A total of 106 Nigerians were among 660 foreign nationals arrested for drug trafficking in India last year.
According to The Indian Express, Nepalese nationals topped the list with 203 arrests, followed by Nigerians (106) and Myanmarese (25), the Narcotics Control Bureau (NCB) revealed in its annual report.
The data also showed arrests of 18 Bangladeshis, 14 Ivorians, 13 Ghanaians, and 10 Icelanders for drug-related offences.
Union Home Minister Amit Shah released the report during the 2nd National Conference of Heads of Anti-Narcotics Task Forces (ANTF) of various states and Union Territories.

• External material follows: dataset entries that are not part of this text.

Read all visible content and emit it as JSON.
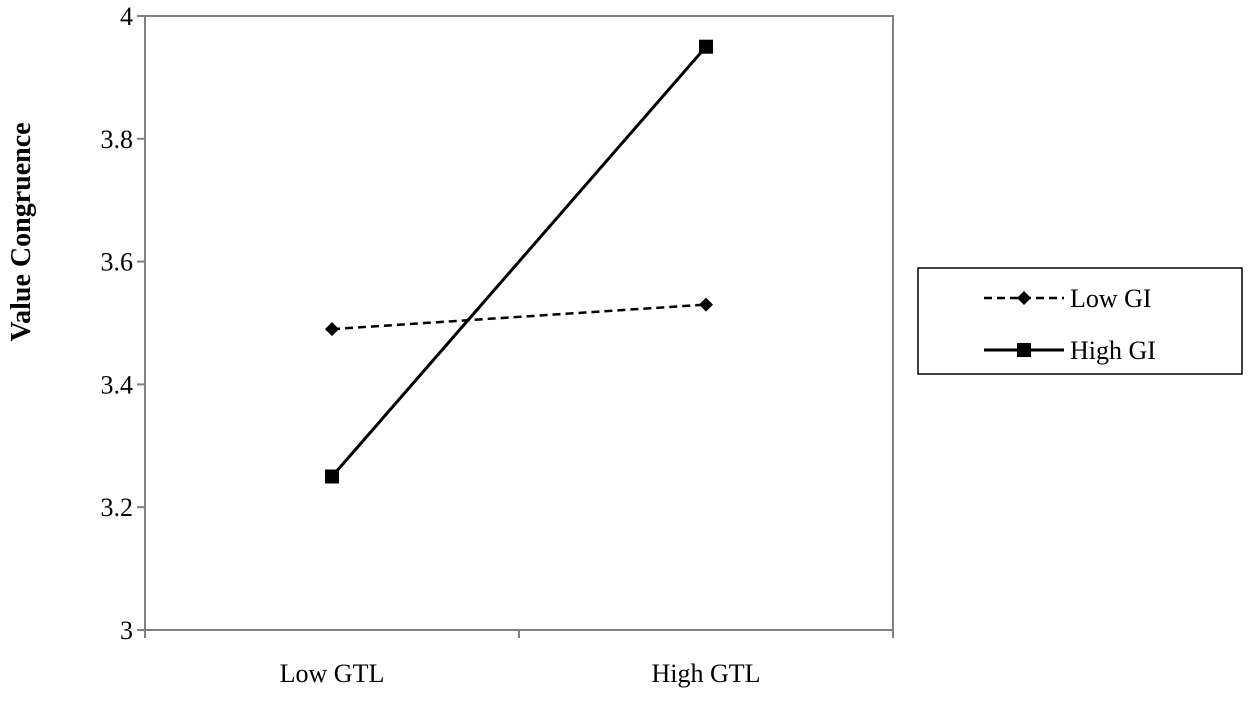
{
  "chart_data": {
    "type": "line",
    "categories": [
      "Low GTL",
      "High GTL"
    ],
    "series": [
      {
        "name": "Low GI",
        "values": [
          3.49,
          3.53
        ],
        "line_style": "dashed",
        "marker": "diamond"
      },
      {
        "name": "High GI",
        "values": [
          3.25,
          3.95
        ],
        "line_style": "solid",
        "marker": "square"
      }
    ],
    "ylabel": "Value Congruence",
    "xlabel": "",
    "ylim": [
      3,
      4
    ],
    "yticks": [
      "3",
      "3.2",
      "3.4",
      "3.6",
      "3.8",
      "4"
    ],
    "grid": false,
    "legend_position": "right",
    "colors": {
      "line": "#000000",
      "frame": "#808080",
      "background": "#ffffff"
    }
  }
}
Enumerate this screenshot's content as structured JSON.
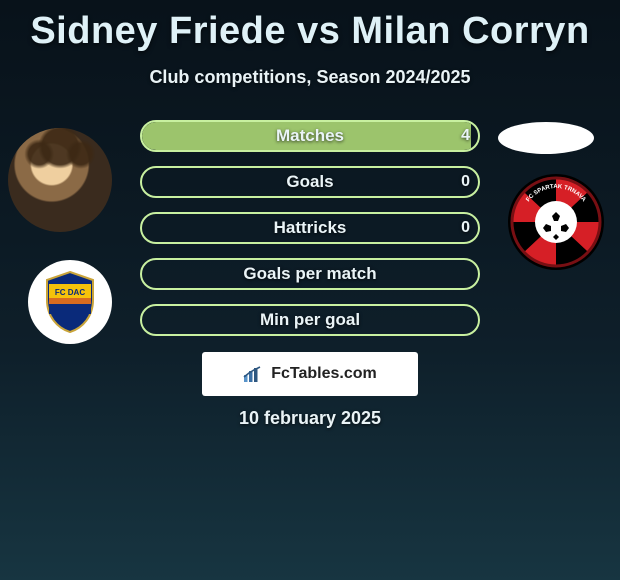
{
  "title": "Sidney Friede vs Milan Corryn",
  "subtitle": "Club competitions, Season 2024/2025",
  "date": "10 february 2025",
  "watermark": {
    "text": "FcTables.com"
  },
  "palette": {
    "bar_border": "#c8f0a0",
    "bar_fill_left": "#9cc46c",
    "text": "#eaf4f7"
  },
  "bars": [
    {
      "label": "Matches",
      "left_value": "4",
      "left_pct": 98,
      "right_pct": 0
    },
    {
      "label": "Goals",
      "left_value": "0",
      "left_pct": 0,
      "right_pct": 0
    },
    {
      "label": "Hattricks",
      "left_value": "0",
      "left_pct": 0,
      "right_pct": 0
    },
    {
      "label": "Goals per match",
      "left_value": "",
      "left_pct": 0,
      "right_pct": 0
    },
    {
      "label": "Min per goal",
      "left_value": "",
      "left_pct": 0,
      "right_pct": 0
    }
  ],
  "left_team": {
    "name": "FC DAC 1904",
    "shield_colors": {
      "top": "#0a2a7a",
      "mid": "#f5c20a",
      "bottom": "#0a2a7a"
    }
  },
  "right_team": {
    "name": "FC Spartak Trnava",
    "ring_colors": [
      "#d61f26",
      "#000000"
    ]
  }
}
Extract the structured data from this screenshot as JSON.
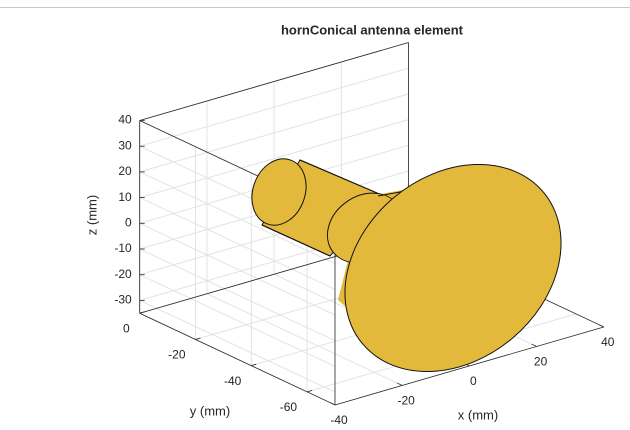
{
  "chart_data": {
    "type": "surface3d",
    "title": "hornConical antenna element",
    "xlabel": "x (mm)",
    "ylabel": "y (mm)",
    "zlabel": "z (mm)",
    "xlim": [
      -40,
      40
    ],
    "ylim": [
      -70,
      0
    ],
    "zlim": [
      -35,
      40
    ],
    "xticks": [
      -40,
      -20,
      0,
      20,
      40
    ],
    "yticks": [
      -60,
      -40,
      -20,
      0
    ],
    "zticks": [
      -30,
      -20,
      -10,
      0,
      10,
      20,
      30,
      40
    ],
    "grid": true,
    "color": "#e2b93b"
  }
}
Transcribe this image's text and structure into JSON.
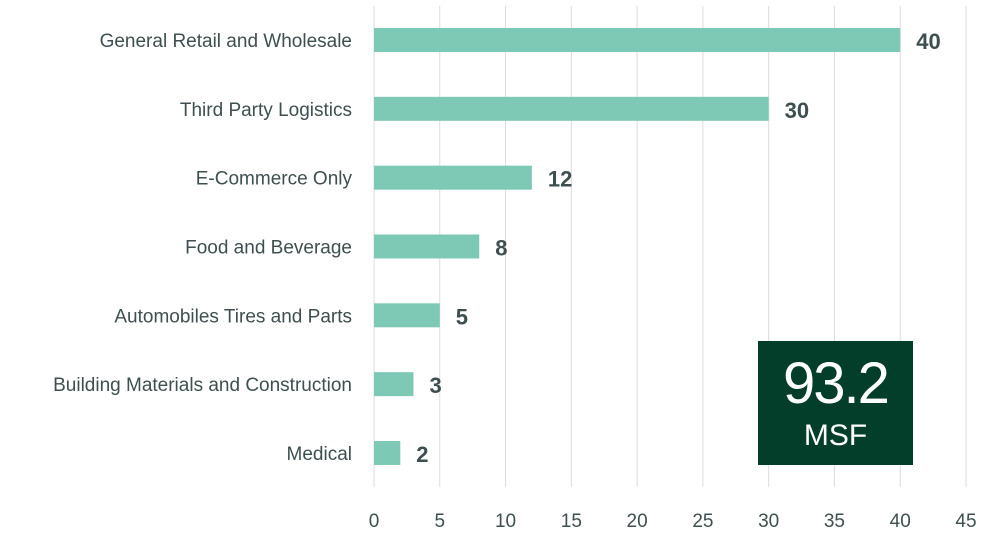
{
  "chart_data": {
    "type": "bar",
    "orientation": "horizontal",
    "categories": [
      "General Retail and Wholesale",
      "Third Party Logistics",
      "E-Commerce Only",
      "Food and Beverage",
      "Automobiles Tires and Parts",
      "Building Materials and Construction",
      "Medical"
    ],
    "values": [
      40,
      30,
      12,
      8,
      5,
      3,
      2
    ],
    "xlim": [
      0,
      45
    ],
    "xticks": [
      "0",
      "5",
      "10",
      "15",
      "20",
      "25",
      "30",
      "35",
      "40",
      "45"
    ],
    "grid": "vertical",
    "bar_color": "#7ec8b6",
    "label_color": "#3f4f4f"
  },
  "total": {
    "value": "93.2",
    "unit": "MSF",
    "background": "#033e2b"
  }
}
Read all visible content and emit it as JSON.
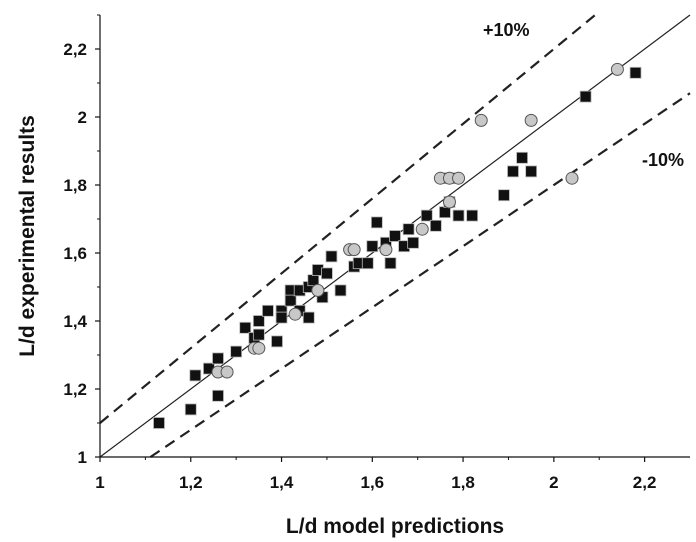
{
  "chart_data": {
    "type": "scatter",
    "xlabel": "L/d model predictions",
    "ylabel": "L/d experimental results",
    "xlim": [
      1,
      2.3
    ],
    "ylim": [
      1,
      2.3
    ],
    "x_ticks": [
      "1",
      "1,2",
      "1,4",
      "1,6",
      "1,8",
      "2",
      "2,2"
    ],
    "y_ticks": [
      "1",
      "1,2",
      "1,4",
      "1,6",
      "1,8",
      "2",
      "2,2"
    ],
    "x_tick_values": [
      1,
      1.2,
      1.4,
      1.6,
      1.8,
      2,
      2.2
    ],
    "y_tick_values": [
      1,
      1.2,
      1.4,
      1.6,
      1.8,
      2,
      2.2
    ],
    "grid": false,
    "lines": [
      {
        "style": "solid",
        "slope": 1.0,
        "label": ""
      },
      {
        "style": "dashed",
        "slope": 1.1,
        "label": "+10%"
      },
      {
        "style": "dashed",
        "slope": 0.9,
        "label": "-10%"
      }
    ],
    "series": [
      {
        "marker": "square",
        "color": "#111111",
        "points": [
          [
            1.13,
            1.1
          ],
          [
            1.2,
            1.14
          ],
          [
            1.21,
            1.24
          ],
          [
            1.24,
            1.26
          ],
          [
            1.26,
            1.29
          ],
          [
            1.26,
            1.18
          ],
          [
            1.3,
            1.31
          ],
          [
            1.32,
            1.38
          ],
          [
            1.34,
            1.35
          ],
          [
            1.35,
            1.36
          ],
          [
            1.35,
            1.4
          ],
          [
            1.37,
            1.43
          ],
          [
            1.39,
            1.34
          ],
          [
            1.4,
            1.43
          ],
          [
            1.4,
            1.41
          ],
          [
            1.42,
            1.49
          ],
          [
            1.42,
            1.46
          ],
          [
            1.44,
            1.49
          ],
          [
            1.44,
            1.43
          ],
          [
            1.46,
            1.41
          ],
          [
            1.46,
            1.5
          ],
          [
            1.47,
            1.52
          ],
          [
            1.48,
            1.55
          ],
          [
            1.49,
            1.47
          ],
          [
            1.5,
            1.54
          ],
          [
            1.51,
            1.59
          ],
          [
            1.53,
            1.49
          ],
          [
            1.56,
            1.56
          ],
          [
            1.57,
            1.57
          ],
          [
            1.59,
            1.57
          ],
          [
            1.6,
            1.62
          ],
          [
            1.61,
            1.69
          ],
          [
            1.63,
            1.63
          ],
          [
            1.64,
            1.57
          ],
          [
            1.65,
            1.65
          ],
          [
            1.67,
            1.62
          ],
          [
            1.68,
            1.67
          ],
          [
            1.69,
            1.63
          ],
          [
            1.72,
            1.71
          ],
          [
            1.74,
            1.68
          ],
          [
            1.76,
            1.72
          ],
          [
            1.77,
            1.75
          ],
          [
            1.77,
            1.82
          ],
          [
            1.79,
            1.71
          ],
          [
            1.82,
            1.71
          ],
          [
            1.89,
            1.77
          ],
          [
            1.91,
            1.84
          ],
          [
            1.93,
            1.88
          ],
          [
            1.95,
            1.84
          ],
          [
            2.07,
            2.06
          ],
          [
            2.18,
            2.13
          ]
        ]
      },
      {
        "marker": "circle",
        "color": "#c8c8c8",
        "points": [
          [
            1.26,
            1.25
          ],
          [
            1.28,
            1.25
          ],
          [
            1.34,
            1.32
          ],
          [
            1.35,
            1.32
          ],
          [
            1.43,
            1.42
          ],
          [
            1.48,
            1.49
          ],
          [
            1.55,
            1.61
          ],
          [
            1.56,
            1.61
          ],
          [
            1.63,
            1.61
          ],
          [
            1.71,
            1.67
          ],
          [
            1.75,
            1.82
          ],
          [
            1.77,
            1.75
          ],
          [
            1.77,
            1.82
          ],
          [
            1.79,
            1.82
          ],
          [
            1.84,
            1.99
          ],
          [
            1.95,
            1.99
          ],
          [
            2.04,
            1.82
          ],
          [
            2.14,
            2.14
          ]
        ]
      }
    ]
  }
}
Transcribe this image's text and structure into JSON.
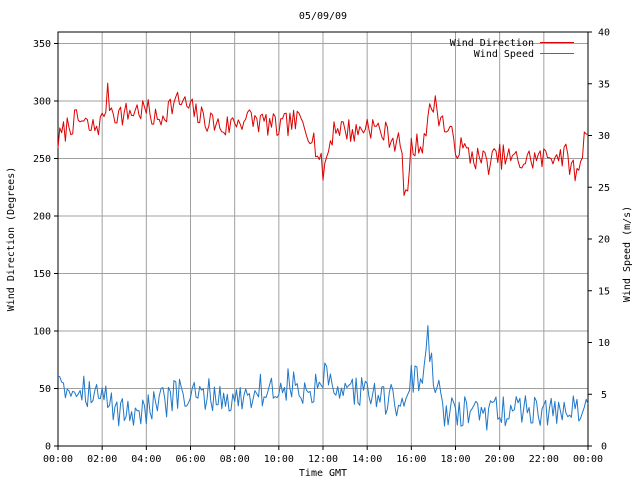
{
  "chart_data": {
    "type": "line",
    "title": "05/09/09",
    "xlabel": "Time GMT",
    "ylabel_left": "Wind Direction (Degrees)",
    "ylabel_right": "Wind Speed (m/s)",
    "xlim": [
      0,
      24
    ],
    "ylim_left": [
      0,
      360
    ],
    "ylim_right": [
      0,
      40
    ],
    "grid": true,
    "legend_position": "top-right",
    "x_tick_labels": [
      "00:00",
      "02:00",
      "04:00",
      "06:00",
      "08:00",
      "10:00",
      "12:00",
      "14:00",
      "16:00",
      "18:00",
      "20:00",
      "22:00",
      "00:00"
    ],
    "y_left_ticks": [
      0,
      50,
      100,
      150,
      200,
      250,
      300,
      350
    ],
    "y_right_ticks": [
      0,
      5,
      10,
      15,
      20,
      25,
      30,
      35,
      40
    ],
    "series": [
      {
        "name": "Wind Direction",
        "color": "#dd0000",
        "axis": "left",
        "x": [
          0,
          0.5,
          1,
          1.5,
          2,
          2.25,
          2.5,
          3,
          3.5,
          4,
          4.5,
          5,
          5.5,
          6,
          6.5,
          7,
          7.5,
          8,
          8.5,
          9,
          9.5,
          10,
          10.5,
          11,
          11.5,
          12,
          12.5,
          13,
          13.5,
          14,
          14.5,
          15,
          15.5,
          15.75,
          16,
          16.5,
          17,
          17.5,
          18,
          18.5,
          19,
          19.5,
          20,
          20.5,
          21,
          21.5,
          22,
          22.5,
          23,
          23.5,
          24
        ],
        "values": [
          265,
          280,
          283,
          275,
          282,
          305,
          290,
          288,
          292,
          292,
          282,
          295,
          300,
          293,
          285,
          282,
          276,
          282,
          285,
          283,
          280,
          276,
          281,
          282,
          272,
          238,
          278,
          276,
          272,
          280,
          275,
          270,
          262,
          212,
          258,
          265,
          300,
          278,
          262,
          255,
          250,
          247,
          252,
          250,
          247,
          250,
          250,
          255,
          252,
          235,
          282
        ]
      },
      {
        "name": "Wind Speed",
        "color": "#1f77c8",
        "axis": "right",
        "x": [
          0,
          0.25,
          0.5,
          1,
          1.5,
          2,
          2.5,
          3,
          3.5,
          4,
          4.5,
          5,
          5.5,
          6,
          6.5,
          7,
          7.5,
          8,
          8.5,
          9,
          9.5,
          10,
          10.5,
          11,
          11.5,
          12,
          12.5,
          13,
          13.5,
          14,
          14.5,
          15,
          15.5,
          16,
          16.5,
          16.75,
          17,
          17.5,
          18,
          18.5,
          19,
          19.5,
          20,
          20.5,
          21,
          21.5,
          22,
          22.5,
          23,
          23.5,
          24
        ],
        "values": [
          7.5,
          6.5,
          5.5,
          6.0,
          5.0,
          4.8,
          3.8,
          3.2,
          3.5,
          3.5,
          4.0,
          4.5,
          5.0,
          4.5,
          4.8,
          5.0,
          4.5,
          4.3,
          5.0,
          5.5,
          5.2,
          5.5,
          6.0,
          5.0,
          4.8,
          6.8,
          5.0,
          4.5,
          5.5,
          5.0,
          4.8,
          4.5,
          4.0,
          6.5,
          6.5,
          10.5,
          6.0,
          3.5,
          3.0,
          3.2,
          3.0,
          3.0,
          3.5,
          3.5,
          3.5,
          3.8,
          3.2,
          3.5,
          3.2,
          3.5,
          4.5
        ]
      }
    ]
  }
}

The two-day conference, organised by the NCB, began on Tuesday.
According to the report, 163 cases of drug trafficking through drones were reported in Punjab, and 187.149 kg of heroin, 5.39 kg of methamphetamine, and 4.22 kg of opium were seized from different sectors.
In Rajasthan, 15 cases of drone use were reported, and 39.155 kg of heroin was recovered, while in Jammu and Kashmir, one case was reported, leading to the recovery of 0.344 kg of heroin.
‘India faces a growing challenge in combating narcotic drugs and psychotropic substances trafficking due to its geographic location between the Death Crescent (Afghanistan, Pakistan, Iran) and the Death Triangle (Myanmar, Thailand, Laos) – two major global drug-producing regions’, Director General (NCB) Anurag Garg said in the annual report.
‘While the states of Punjab, Rajasthan, and Jammu & Kashmir are vulnerable to heroin smuggling from Pakistan, the north-eastern states – Manipur, Mizoram, Nagaland, Assam, Arunachal Pradesh- are affected by proximity to Myanmar. Coastal routes – Mumbai, Gujarat, Kerala, Tamil Nadu- are now increasingly being exploited for the smuggling of synthetic drugs and precursors’, Garg added.
Addressing the conference, Home Minister Shah said the time had come to bring those who run the drug trade in India while residing abroad within the ambit of the law, stressing that the Narendra Modi government is determined to wipe out all kinds of narcotics from the country.
‘The CBI has done very good work on this. I appeal to all heads of ANTF that, with the help of the CBI, they should make arrangements for the extradition of fugitives. This will not only help in breaking the narcotics gangs but also the terrorism gangs. Action is also being taken against those involved in the retail trade of drugs’, he said.
Shah said the battle is no longer about catching small-scale drug peddlers but about targeting three types of cartels: those operating at entry points, those distributing from entry points to states, and those selling narcotics in smaller areas within states.
‘Now, every state has to develop a high-level strategy targeting all three types of cartels. There is a need to adopt technologies such as darknet analysis, cryptocurrency tracking, communication pattern analysis, logistics, financial flow analysis, metadata analysis, and machine learning models to curb these cartels’, he said.
According to Shah, in some parts of the world, people have seen the link between a nation’s development and the challenges of drug abuse. ‘Unfortunately, two of the regions from where drugs are supplied globally are very close to us. So this is the time that we fight against it strongly’, he said.